Viele Zahlen spielten in der jüngsten Gemeinderatssitzung in Grub am Forst eine Rolle. So verkündete Bürgermeister Jürgen Wittmann (GfG), dass die rechtsaufsichtliche Genehmigung des Haushaltes 2019 eingegangen ist.

Auch der Kreditaufnahme von 266 000 Euro für Investitionen habe das Landratsamt zugestimmt, da in ähnlicher Höhe Tilgungen erfolgen. Allerdings hob die Rechtsaufsicht den warnenden Finger.

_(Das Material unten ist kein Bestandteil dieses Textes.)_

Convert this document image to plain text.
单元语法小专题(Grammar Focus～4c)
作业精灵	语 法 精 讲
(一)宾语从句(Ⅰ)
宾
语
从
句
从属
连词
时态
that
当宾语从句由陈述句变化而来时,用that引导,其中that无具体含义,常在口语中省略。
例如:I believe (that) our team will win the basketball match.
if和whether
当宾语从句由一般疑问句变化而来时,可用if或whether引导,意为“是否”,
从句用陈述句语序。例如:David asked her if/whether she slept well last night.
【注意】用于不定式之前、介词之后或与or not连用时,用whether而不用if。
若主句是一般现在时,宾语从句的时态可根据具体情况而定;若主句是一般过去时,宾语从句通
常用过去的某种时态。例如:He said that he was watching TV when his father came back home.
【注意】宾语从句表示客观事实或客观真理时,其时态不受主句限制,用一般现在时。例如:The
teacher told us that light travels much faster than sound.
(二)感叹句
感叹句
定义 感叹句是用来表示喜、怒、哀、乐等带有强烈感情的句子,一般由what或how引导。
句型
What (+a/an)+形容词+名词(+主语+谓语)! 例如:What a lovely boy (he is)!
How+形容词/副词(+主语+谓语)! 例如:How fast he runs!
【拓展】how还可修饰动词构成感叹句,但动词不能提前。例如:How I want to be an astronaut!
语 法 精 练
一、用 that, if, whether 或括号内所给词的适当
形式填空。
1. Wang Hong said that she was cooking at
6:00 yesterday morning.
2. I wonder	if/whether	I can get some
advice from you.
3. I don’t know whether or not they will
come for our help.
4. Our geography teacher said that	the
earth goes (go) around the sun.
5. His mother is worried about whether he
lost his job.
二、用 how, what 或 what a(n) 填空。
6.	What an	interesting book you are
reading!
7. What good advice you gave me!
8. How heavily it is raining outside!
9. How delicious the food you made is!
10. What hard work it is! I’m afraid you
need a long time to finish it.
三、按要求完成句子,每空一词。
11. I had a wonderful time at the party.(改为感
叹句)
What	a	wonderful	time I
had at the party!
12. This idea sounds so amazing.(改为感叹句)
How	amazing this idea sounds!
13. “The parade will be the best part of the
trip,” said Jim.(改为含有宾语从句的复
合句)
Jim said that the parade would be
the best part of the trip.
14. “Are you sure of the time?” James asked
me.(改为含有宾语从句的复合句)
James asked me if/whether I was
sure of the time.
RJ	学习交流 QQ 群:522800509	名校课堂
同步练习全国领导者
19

Für die Folgejahre sehe die Finanzplanung größere Kreditaufnahmen vor, insbesondere für den Kindergartenneubau, ein neues Feuerwehrhaus und den Bauhof.

Dem könne nicht so ohne weiteres zugestimmt werden, da die Projekte zu einer kräftigen Neuverschuldung führen würden. Das Gremium nahm dies zumindest zur Kenntnis.

Zwischenbericht zum Haushalt

Den vom Gemeinderat lang ersehnten Zwischenbericht zum Haushalt 2019 präsentierte Kämmerer Heiko Vogel. Ihm zufolge ist die Gewerbesteuer bereits zu 72 Prozent geflossen, die Gesamteinnahmen lagen Ende August bei 61 Prozent. Von den Gesamtausgaben seien bisher 46 Prozent getätigt worden. Über den Vermögenshaushalt laufen zahlreiche Investitionen, umgesetzt seien derzeit 44 Prozent der Planungen, so der Kämmerer.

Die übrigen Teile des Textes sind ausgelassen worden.